Palestinians walk among the rubble of demolished buildings after IDF attacks in Rafah, Gaza, on Thursday.
Abed Rahim Khatib/Anadolu Agency/Getty Images
The week-long communications blackout in Gaza is preventing humanitarian and emergency services from operating effectively in the territory.
“It’s almost impossible to do the work that we’re supposed to do,” Juliette Touma, spokesperson for the largest UN’s agency operating in the Palestinian territories, the United Nations Relief and Works Agency for Palestine Refugees in the Near East, told CNN from Jerusalem.
Some journalists and aid workers have limited communications by using international or electronic SIMs near the Israeli or Egyptian borders, although it has been difficult for CNN to reach regular contacts in Gaza over the past week.

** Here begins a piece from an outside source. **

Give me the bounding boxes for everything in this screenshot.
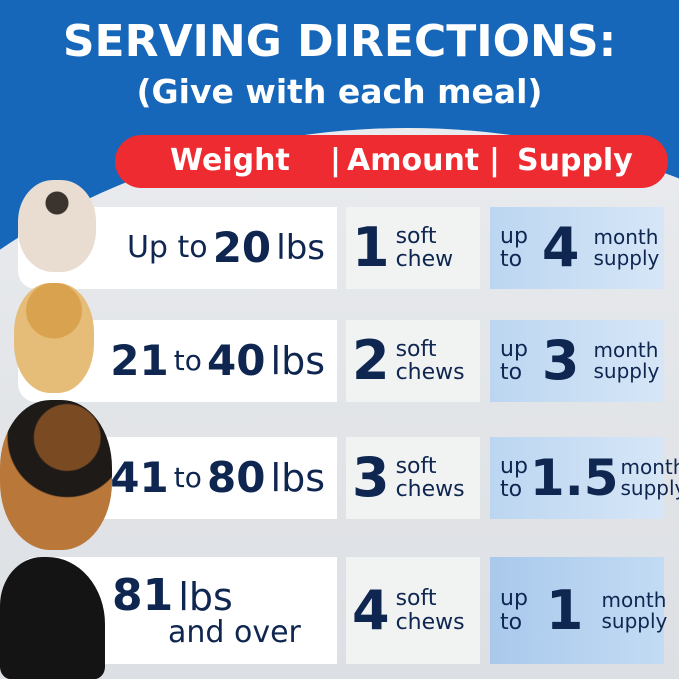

“Without information and telecommunication, people don’t know where to go for safety,” Hisham Mhanna, a spokesperson for the International Committee of the Red Cross, who is in Rafah in southern Gaza, told CNN by text message.
The blackout also means that Palestinians both in and outside Gaza have no way of knowing whether family members from whom they are separated are alive or dead.
“When a bombing happens, especially in the night, you cannot reach ambulances,” Jamal al Rozzi, an aid worker near Khan Younis, said in a voice message to CNN.
“My brothers and sisters are not so far away from me, but I cannot reach them,” al Rozzi said. “I cannot reach them to know if they are well or not.”